His shirt's Tetris game was created with an Arduino Uno, two Adafruit Matrix controllers, a 2 X 64 LED matrix (8 X 8) Flat SMD RGB LEDs (only one color soldered), four AA rechargeable batteries, 3D printed housings for the Arduino and the batteries and 3D printed soft material for the game-play buttons. Oh yeah, and Marc's shirt.
Marc, playing his Tetris shirt

In Adafruit's blog post about this mobile game shirt, they mention that,
"Every Wednesday is Wearable Wednesday here at Adafruit! We’re bringing you the blinkiest, most fashionable, innovative, and useful wearables from around the web and in our own original projects featuring our wearable Arduino-compatible platform, FLORA."

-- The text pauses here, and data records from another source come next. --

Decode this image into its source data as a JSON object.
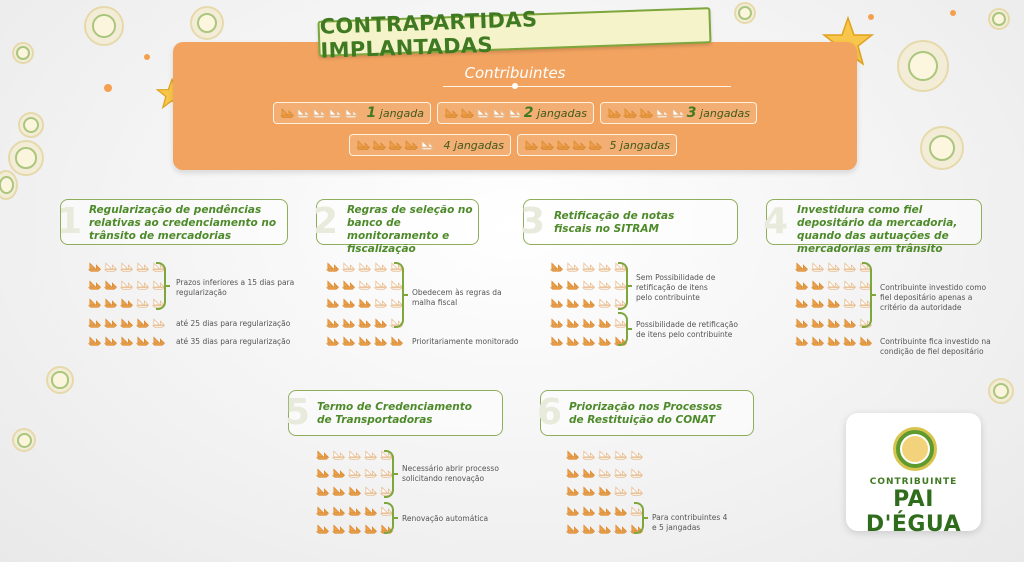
{
  "title": "CONTRAPARTIDAS IMPLANTADAS",
  "panel": {
    "heading": "Contribuintes",
    "levels": [
      {
        "count": 1,
        "number": "1",
        "word": "jangada"
      },
      {
        "count": 2,
        "number": "2",
        "word": "jangadas"
      },
      {
        "count": 3,
        "number": "3",
        "word": "jangadas"
      },
      {
        "count": 4,
        "number": "",
        "word": "4 jangadas"
      },
      {
        "count": 5,
        "number": "",
        "word": "5 jangadas"
      }
    ]
  },
  "topics": [
    {
      "number": "1",
      "title": "Regularização de pendências relativas ao credenciamento no trânsito de mercadorias",
      "notes": [
        "Prazos inferiores a 15 dias para regularização",
        "até 25 dias para regularização",
        "até 35 dias para regularização"
      ]
    },
    {
      "number": "2",
      "title": "Regras de seleção no banco de monitoramento e fiscalização",
      "notes": [
        "Obedecem às regras da malha fiscal",
        "Prioritariamente monitorado"
      ]
    },
    {
      "number": "3",
      "title": "Retificação de notas fiscais no SITRAM",
      "notes": [
        "Sem Possibilidade de retificação de itens pelo contribuinte",
        "Possibilidade de retificação de itens pelo contribuinte"
      ]
    },
    {
      "number": "4",
      "title": "Investidura como fiel depositário da mercadoria, quando das autuações de mercadorias em trânsito",
      "notes": [
        "Contribuinte  investido como fiel depositário apenas a critério da autoridade",
        "Contribuinte fica investido na condição de fiel depositário"
      ]
    },
    {
      "number": "5",
      "title": "Termo de Credenciamento de Transportadoras",
      "notes": [
        "Necessário abrir processo solicitando renovação",
        "Renovação automática"
      ]
    },
    {
      "number": "6",
      "title": "Priorização nos Processos de Restituição do CONAT",
      "notes": [
        "Para contribuintes 4 e 5 jangadas"
      ]
    }
  ],
  "logo": {
    "small": "CONTRIBUINTE",
    "big": "PAI D'ÉGUA"
  },
  "colors": {
    "green": "#3f7a22",
    "orange_panel": "#f2a360",
    "boat_filled": "#f0a24a",
    "boat_empty": "#ffffff"
  }
}
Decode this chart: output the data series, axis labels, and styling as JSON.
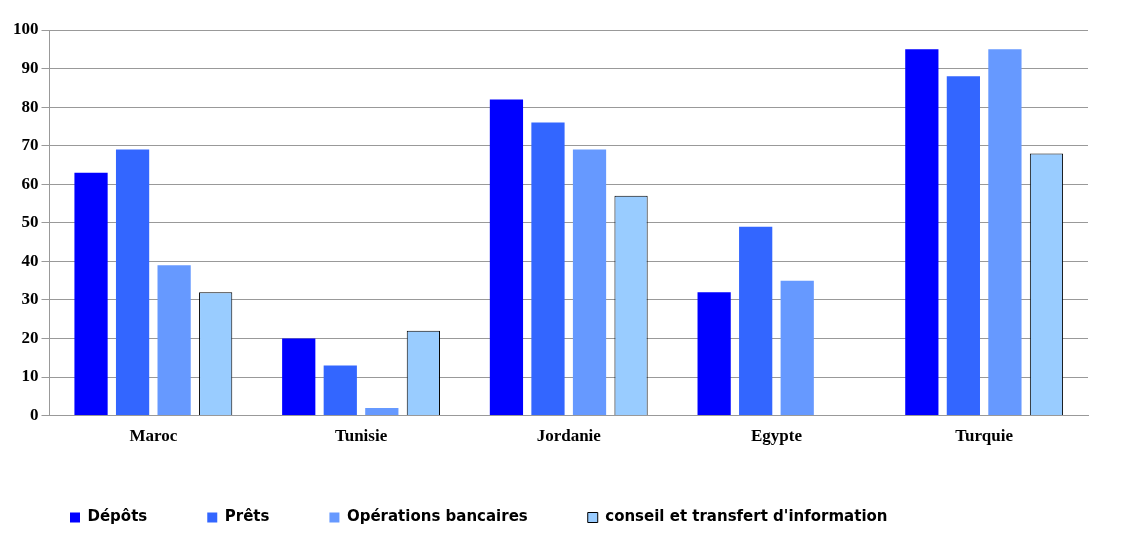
{
  "chart_data": {
    "type": "bar",
    "categories": [
      "Maroc",
      "Tunisie",
      "Jordanie",
      "Egypte",
      "Turquie"
    ],
    "series": [
      {
        "name": "Dépôts",
        "color": "#0000ff",
        "values": [
          63,
          20,
          82,
          32,
          95
        ]
      },
      {
        "name": "Prêts",
        "color": "#3366ff",
        "values": [
          69,
          13,
          76,
          49,
          88
        ]
      },
      {
        "name": "Opérations bancaires",
        "color": "#6699ff",
        "values": [
          39,
          2,
          69,
          35,
          95
        ]
      },
      {
        "name": "conseil et transfert d'information",
        "color": "#99ccff",
        "values": [
          32,
          22,
          57,
          0,
          68
        ]
      }
    ],
    "ylim": [
      0,
      100
    ],
    "yticks": [
      0,
      10,
      20,
      30,
      40,
      50,
      60,
      70,
      80,
      90,
      100
    ],
    "grid": "y",
    "legend": "bottom"
  }
}
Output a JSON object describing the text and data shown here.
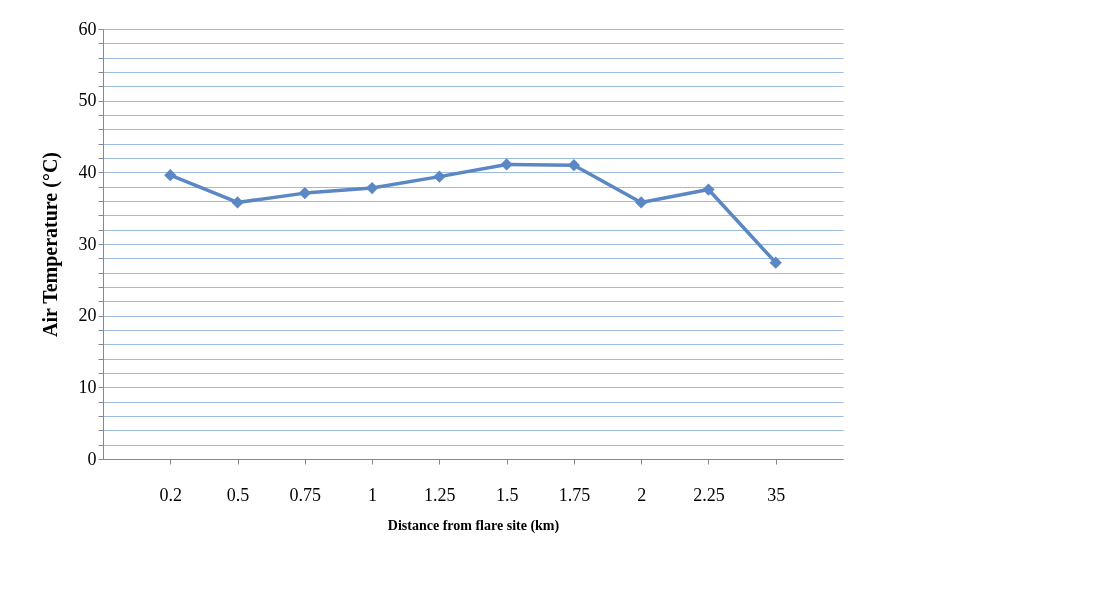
{
  "chart_data": {
    "type": "line",
    "xlabel": "Distance from flare site (km)",
    "ylabel": "Air Temperature (°C)",
    "categories": [
      "0.2",
      "0.5",
      "0.75",
      "1",
      "1.25",
      "1.5",
      "1.75",
      "2",
      "2.25",
      "35"
    ],
    "series": [
      {
        "color": "#5b87c5",
        "values": [
          39.6,
          35.8,
          37.1,
          37.8,
          39.4,
          41.1,
          41.0,
          35.8,
          37.6,
          27.4
        ]
      }
    ],
    "ylim": [
      0,
      60
    ],
    "yticks": [
      0,
      {
        "value": 2,
        "label": null
      },
      {
        "value": 4,
        "label": null
      },
      {
        "value": 6,
        "label": null
      },
      {
        "value": 8,
        "label": null
      },
      10,
      {
        "value": 12,
        "label": null
      },
      {
        "value": 14,
        "label": null
      },
      {
        "value": 16,
        "label": null
      },
      {
        "value": 18,
        "label": null
      },
      20,
      {
        "value": 22,
        "label": null
      },
      {
        "value": 24,
        "label": null
      },
      {
        "value": 26,
        "label": null
      },
      {
        "value": 28,
        "label": null
      },
      30,
      {
        "value": 32,
        "label": null
      },
      {
        "value": 34,
        "label": null
      },
      {
        "value": 36,
        "label": null
      },
      {
        "value": 38,
        "label": null
      },
      40,
      {
        "value": 42,
        "label": null
      },
      {
        "value": 44,
        "label": null
      },
      {
        "value": 46,
        "label": null
      },
      {
        "value": 48,
        "label": null
      },
      50,
      {
        "value": 52,
        "label": null
      },
      {
        "value": 54,
        "label": null
      },
      {
        "value": 56,
        "label": null
      },
      {
        "value": 58,
        "label": null
      },
      60
    ],
    "grid": "y",
    "marker": "diamond",
    "line_style": "solid"
  }
}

Sewable Arduino-compatible FLORA
While it will take a lot more work than just a FLORA and a couple LEDs to make a textile computing project comparable to the Tetris shirt, a FLORA project might be a good place to start if you haven't done any fabric-based wearable computing projects. One Adafruit FLORA project that might be of interest to Humboldt residents is the 'Light Up Your Skateboard' project. Or maybe you'd like to wear a 'Sound-Reactive Baseball Hat' to the next Crabs game. The FLORA is only one of many MCU options for textile computing projects, but it's a good basis for a beginning project in this genre.

When we have a couple people in the Humboldt Microcontrollers Group who are interested in doing a fabric wearable computing project, we'll connect with a few people skilled with sewing machines at Origin Design Lab in Eureka and see if we can get a collaborative project going.